一 新聞のニュースを読む力を鍛えるクイズづくり

 新聞は、新聞社によって同じ記事でも取り上げ方が全く違うことがある。それは、編集する側の情報量や編集者の意図に違いがあるからである。特に新聞の見出しを見ると、新聞社の考え方がよく分かる。
 第五学年の情報単元では、「様々な情報に対して適切に判断し、望ましい行動をしようとする能力や態度を身に付ける」ことが求められることになった。そこで、新聞やインターネットのニュースを取り上げ、楽しく活動しながら情報に対して適切に判断できる力を身に付けさせたいと考えた。
 本稿では、二つの新聞の見出しの違いに着目し、ニュースの意味を読み取るクイズづくりを紹介したい。
 次のようなクイズの問題を設けて、新聞のニュースの見出しを比べる。

@ニュースが伝えている内容を確認する。
A二つの新聞の見出しの違いは何だろう。
Bどちらの新聞の見出しが信頼できるだろうか。
C二つの新聞の見出しの違いの理由は何故だろう。

 今年の二月、日本相撲協会は、八百長問題を受けて、春場所を中止するかどうかに迫られることになった。その春場所の中止が決定される日の朝刊の見出しは次のように書かれていた。

春場所中止
 不祥事で史上初(A新聞)
春場所中止へ
 3人除名検討(M新聞)

 この二つの新聞の見出しを見ると、「へ」があるかないかが違うことがすぐに分かる。一見、違いがないように見えるが、この「へ」があるかないかで、読者が受け取る意味が大きく変わる。A新聞の「春場所中止」だと、「中止」と、断言しているので春場所は中止になったことになる。一方、M新聞の「春場所中止へ」の見出しだと、「春場所は中止になりそうだ」「中止されるかも知れない?」の意味に読み取れるのである。

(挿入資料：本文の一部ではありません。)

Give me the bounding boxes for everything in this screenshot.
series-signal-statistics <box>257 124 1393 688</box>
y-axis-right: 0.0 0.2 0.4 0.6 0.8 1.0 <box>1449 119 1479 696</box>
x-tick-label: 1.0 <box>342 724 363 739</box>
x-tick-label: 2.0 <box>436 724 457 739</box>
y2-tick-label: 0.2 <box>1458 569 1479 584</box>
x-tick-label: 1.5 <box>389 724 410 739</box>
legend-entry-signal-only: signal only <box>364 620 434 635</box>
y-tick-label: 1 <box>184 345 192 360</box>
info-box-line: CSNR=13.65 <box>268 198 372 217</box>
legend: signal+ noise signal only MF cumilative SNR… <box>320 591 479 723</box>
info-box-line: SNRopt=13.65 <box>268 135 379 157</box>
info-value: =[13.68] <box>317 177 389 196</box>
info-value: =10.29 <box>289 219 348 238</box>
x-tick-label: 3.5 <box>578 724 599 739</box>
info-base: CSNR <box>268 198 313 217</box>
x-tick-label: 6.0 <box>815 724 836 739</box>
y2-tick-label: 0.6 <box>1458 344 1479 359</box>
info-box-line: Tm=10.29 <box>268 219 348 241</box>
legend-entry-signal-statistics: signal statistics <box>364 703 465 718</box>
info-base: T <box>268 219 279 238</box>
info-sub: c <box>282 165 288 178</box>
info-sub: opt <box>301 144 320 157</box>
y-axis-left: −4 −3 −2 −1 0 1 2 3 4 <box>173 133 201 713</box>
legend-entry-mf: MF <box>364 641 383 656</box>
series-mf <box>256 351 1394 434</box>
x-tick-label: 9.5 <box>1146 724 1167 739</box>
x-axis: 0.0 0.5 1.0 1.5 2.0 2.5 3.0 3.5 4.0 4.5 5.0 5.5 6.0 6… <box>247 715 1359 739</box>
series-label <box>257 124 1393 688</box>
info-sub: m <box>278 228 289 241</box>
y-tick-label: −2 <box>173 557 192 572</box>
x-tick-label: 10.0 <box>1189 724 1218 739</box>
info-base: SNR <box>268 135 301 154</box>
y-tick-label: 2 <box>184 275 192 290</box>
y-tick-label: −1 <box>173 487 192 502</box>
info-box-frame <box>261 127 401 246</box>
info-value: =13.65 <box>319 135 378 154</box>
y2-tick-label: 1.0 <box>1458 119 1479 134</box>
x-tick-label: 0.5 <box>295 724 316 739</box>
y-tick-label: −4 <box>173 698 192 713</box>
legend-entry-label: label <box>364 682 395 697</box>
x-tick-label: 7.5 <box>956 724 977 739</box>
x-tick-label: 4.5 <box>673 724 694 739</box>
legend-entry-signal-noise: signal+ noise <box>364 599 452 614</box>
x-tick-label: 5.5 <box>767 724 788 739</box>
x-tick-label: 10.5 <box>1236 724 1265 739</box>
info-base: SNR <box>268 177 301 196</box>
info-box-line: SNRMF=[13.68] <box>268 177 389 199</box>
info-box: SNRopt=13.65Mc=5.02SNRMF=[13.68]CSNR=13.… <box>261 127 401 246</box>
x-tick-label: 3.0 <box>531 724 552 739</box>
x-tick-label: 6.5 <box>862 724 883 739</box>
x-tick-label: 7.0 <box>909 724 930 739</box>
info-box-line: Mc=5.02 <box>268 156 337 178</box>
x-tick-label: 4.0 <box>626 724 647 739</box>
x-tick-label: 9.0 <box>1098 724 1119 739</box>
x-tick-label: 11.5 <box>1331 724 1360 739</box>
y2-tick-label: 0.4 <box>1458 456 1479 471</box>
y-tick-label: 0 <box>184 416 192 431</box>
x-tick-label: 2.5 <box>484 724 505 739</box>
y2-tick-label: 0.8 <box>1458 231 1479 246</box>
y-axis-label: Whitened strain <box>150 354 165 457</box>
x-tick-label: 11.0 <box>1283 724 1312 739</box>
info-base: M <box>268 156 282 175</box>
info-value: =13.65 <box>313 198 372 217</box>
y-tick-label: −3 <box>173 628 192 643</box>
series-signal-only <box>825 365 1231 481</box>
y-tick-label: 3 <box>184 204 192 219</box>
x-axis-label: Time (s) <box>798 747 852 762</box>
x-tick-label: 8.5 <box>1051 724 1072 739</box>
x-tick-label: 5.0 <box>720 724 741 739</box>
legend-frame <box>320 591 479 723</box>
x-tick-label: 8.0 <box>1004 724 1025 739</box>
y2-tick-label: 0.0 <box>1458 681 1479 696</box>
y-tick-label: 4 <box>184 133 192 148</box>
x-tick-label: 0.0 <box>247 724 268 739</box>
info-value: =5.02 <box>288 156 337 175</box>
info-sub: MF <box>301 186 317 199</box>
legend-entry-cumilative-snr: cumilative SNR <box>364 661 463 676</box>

二つの新聞の見出しを比べると、何が違うのでしょうか。

 子どもたちは、「春場所中止」「春場所中止へ」という見出しの違いに目を向ける。「へ」の違いにすぐ気付くと思われる。そこで、次の質問をする。

A新聞とM新聞とでは、どちらを信用しますか。

 「春場所中止」と主張するA新聞。「春場所中止へ」と微妙な主張のM新聞。子どもたちの主張も二つに分かれるであろう。そこで、次のように問う。

A新聞とM新聞の見出しが違う理由は何故でしょう。

 「新聞によって調べたことが違う」
 「新聞社が考えて、予想を立てたから」
 「読者を引きつける言葉を使って、新聞をたくさん買ってもらおうと思ったから」
 など、子どもたちは自分なりの理由を真剣に考えると思われる。答えはすぐに示してもよいが、子どもたちがこの意味を話し合い、自分の考えをつくりあげるプロセスを大切にしたい。
 また、「答えは、次の日の朝刊を見ると分かります」と教師が言うと、ほとんどの子どもが次の日の新聞を読もうとする意欲を育むことができる。
 子どもたちがニュースに進んでかかわる意欲を育てるためには、このように楽しく学ぶ工夫をするようにしたい。クイズを解きながら、友達とかかわりながら、子どもたちは、ニュースを見るのが好きになるに違いない。
 このような活動を繰り返し行うことによって、ニュースに強い子どもを育てることにつながる。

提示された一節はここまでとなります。